Accumulation distribution is an indicator and tool that allows you to see when people are accumulating stock, which can help you identify trends such as breakouts out, trends, or high volatility. Identifying trends can certainly give you an edge as a trader or investor.
First, let us take a look at the accumulation of stock, which is when the stock may be at a steady price or slightly increasing. This is caused by people buying stock to hold because it appears to be doing well and people see value. Multiply that by millions of investors buying the stock, and price will eventually increase, giving more value to investors.
Secondly, the stock begins to increase and attract more attention, driving the stock price higher. The accumulation phase as this point is over and the stock is beginning to appreciated rapidly as it gains more reactionary investors and traders.
Lastly, price hits a new level and you notice the stock price begins to steady at the new highs and eventually drop off a little. These are three areas that accumulation distribution could help you identify a little more efficiently. When you look back on a chart, it is even easier to identify because you can slowly step back and look, seeing how people invested.

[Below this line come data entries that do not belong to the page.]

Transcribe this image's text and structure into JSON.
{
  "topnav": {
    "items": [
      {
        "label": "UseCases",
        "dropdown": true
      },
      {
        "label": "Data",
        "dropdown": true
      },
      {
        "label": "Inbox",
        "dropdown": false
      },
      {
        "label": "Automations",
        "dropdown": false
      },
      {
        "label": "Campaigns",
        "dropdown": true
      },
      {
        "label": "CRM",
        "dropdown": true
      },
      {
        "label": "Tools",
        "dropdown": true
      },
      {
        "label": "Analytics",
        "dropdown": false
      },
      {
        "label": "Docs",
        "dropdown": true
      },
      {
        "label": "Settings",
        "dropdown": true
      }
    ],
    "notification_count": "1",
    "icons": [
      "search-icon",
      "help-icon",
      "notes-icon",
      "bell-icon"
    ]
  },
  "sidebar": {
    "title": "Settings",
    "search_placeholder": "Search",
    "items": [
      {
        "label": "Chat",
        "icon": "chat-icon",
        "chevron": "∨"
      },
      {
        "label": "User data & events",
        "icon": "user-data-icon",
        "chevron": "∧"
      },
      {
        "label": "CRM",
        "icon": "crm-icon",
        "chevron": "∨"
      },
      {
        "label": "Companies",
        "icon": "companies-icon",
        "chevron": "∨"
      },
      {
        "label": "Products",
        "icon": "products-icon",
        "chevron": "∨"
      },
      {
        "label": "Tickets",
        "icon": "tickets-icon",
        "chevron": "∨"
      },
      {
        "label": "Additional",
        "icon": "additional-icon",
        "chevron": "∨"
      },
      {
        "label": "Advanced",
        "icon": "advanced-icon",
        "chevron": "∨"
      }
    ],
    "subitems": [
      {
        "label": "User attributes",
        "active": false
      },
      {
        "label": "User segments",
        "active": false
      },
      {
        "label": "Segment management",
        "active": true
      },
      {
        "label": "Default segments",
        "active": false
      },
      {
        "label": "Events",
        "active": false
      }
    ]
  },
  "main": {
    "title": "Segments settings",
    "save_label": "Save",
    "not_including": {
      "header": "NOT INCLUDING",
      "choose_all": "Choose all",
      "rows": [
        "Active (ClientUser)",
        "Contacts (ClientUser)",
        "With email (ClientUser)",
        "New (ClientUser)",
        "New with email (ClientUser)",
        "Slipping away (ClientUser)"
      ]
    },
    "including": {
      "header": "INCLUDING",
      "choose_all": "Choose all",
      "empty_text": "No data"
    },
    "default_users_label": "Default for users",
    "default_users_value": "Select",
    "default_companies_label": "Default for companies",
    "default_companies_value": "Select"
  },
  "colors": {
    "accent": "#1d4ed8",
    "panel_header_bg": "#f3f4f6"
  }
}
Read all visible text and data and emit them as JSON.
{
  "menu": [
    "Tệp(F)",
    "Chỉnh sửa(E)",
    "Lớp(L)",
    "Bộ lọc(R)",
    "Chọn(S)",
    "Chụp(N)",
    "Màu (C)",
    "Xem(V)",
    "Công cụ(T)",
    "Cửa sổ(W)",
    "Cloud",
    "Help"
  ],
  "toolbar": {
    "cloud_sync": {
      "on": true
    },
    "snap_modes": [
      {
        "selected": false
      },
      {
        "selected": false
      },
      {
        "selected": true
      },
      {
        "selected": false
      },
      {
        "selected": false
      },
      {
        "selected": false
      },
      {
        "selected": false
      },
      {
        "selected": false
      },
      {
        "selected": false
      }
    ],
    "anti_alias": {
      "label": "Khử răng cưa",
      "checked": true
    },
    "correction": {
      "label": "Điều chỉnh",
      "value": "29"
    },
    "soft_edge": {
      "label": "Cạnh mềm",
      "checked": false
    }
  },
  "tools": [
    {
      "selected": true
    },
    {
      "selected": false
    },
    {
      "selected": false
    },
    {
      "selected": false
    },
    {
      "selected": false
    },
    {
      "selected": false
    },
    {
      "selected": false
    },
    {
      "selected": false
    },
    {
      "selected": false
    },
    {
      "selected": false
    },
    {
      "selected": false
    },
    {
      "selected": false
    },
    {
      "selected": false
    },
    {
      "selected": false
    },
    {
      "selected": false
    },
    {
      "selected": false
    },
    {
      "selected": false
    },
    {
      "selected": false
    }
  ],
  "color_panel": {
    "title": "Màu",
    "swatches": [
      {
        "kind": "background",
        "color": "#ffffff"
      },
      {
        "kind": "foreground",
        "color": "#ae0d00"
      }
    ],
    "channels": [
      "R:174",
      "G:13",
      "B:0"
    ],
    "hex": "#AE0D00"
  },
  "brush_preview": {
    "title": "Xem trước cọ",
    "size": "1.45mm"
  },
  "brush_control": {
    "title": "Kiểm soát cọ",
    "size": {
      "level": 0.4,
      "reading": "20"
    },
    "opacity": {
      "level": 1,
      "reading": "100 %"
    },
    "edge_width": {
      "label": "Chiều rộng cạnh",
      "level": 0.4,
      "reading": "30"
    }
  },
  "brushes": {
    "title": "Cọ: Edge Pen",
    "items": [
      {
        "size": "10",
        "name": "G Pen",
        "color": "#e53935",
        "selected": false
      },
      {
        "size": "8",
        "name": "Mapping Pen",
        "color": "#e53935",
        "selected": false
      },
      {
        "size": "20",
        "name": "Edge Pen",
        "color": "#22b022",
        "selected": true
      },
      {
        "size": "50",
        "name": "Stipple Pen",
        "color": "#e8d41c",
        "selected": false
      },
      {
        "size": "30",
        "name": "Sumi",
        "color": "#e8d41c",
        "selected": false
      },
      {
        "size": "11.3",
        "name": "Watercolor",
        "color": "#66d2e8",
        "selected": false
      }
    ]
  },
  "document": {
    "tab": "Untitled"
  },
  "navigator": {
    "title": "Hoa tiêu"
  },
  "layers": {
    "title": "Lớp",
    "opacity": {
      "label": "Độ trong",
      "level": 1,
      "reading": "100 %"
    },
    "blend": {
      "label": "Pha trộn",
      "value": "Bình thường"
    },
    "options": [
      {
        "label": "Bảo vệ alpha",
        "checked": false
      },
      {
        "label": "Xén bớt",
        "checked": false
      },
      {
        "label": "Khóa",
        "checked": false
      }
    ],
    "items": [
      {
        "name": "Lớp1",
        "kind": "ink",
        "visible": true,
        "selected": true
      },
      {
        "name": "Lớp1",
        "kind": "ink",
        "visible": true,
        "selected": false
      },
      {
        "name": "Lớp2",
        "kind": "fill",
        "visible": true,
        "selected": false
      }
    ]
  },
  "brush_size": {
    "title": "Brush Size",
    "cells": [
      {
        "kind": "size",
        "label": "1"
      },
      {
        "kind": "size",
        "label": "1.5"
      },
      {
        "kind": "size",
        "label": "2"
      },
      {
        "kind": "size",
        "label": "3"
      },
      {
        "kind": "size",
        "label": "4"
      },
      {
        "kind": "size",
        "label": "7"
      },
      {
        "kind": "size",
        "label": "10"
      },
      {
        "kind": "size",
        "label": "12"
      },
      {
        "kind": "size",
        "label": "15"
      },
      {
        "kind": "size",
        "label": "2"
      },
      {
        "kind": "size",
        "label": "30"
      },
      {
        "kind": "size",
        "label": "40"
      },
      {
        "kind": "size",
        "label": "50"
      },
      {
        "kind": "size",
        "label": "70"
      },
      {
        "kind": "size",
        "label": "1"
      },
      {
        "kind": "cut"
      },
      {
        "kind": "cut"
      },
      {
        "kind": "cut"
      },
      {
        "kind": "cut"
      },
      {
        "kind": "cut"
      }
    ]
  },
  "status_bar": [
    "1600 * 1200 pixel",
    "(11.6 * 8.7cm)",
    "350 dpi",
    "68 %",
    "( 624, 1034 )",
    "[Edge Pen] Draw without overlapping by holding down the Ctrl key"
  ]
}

This can help boost your long term trading and investing because you can identify trends and other movements that you may otherwise miss. Moving averages could be a great tool to complement this indicator and data set. Hop on the Internet and find how people use this in their current setup and see if it is something that may fit your current trading situation. Always test on a demo account first because you will not be losing real money at the expense of education. Again, it is important to know when funds, retail investors, and banks are buying up stock slowly and quietly because they may have identified a trend or fundamental movements that you may have missed. If there is a big wave coming, the best thing to do is ride it out.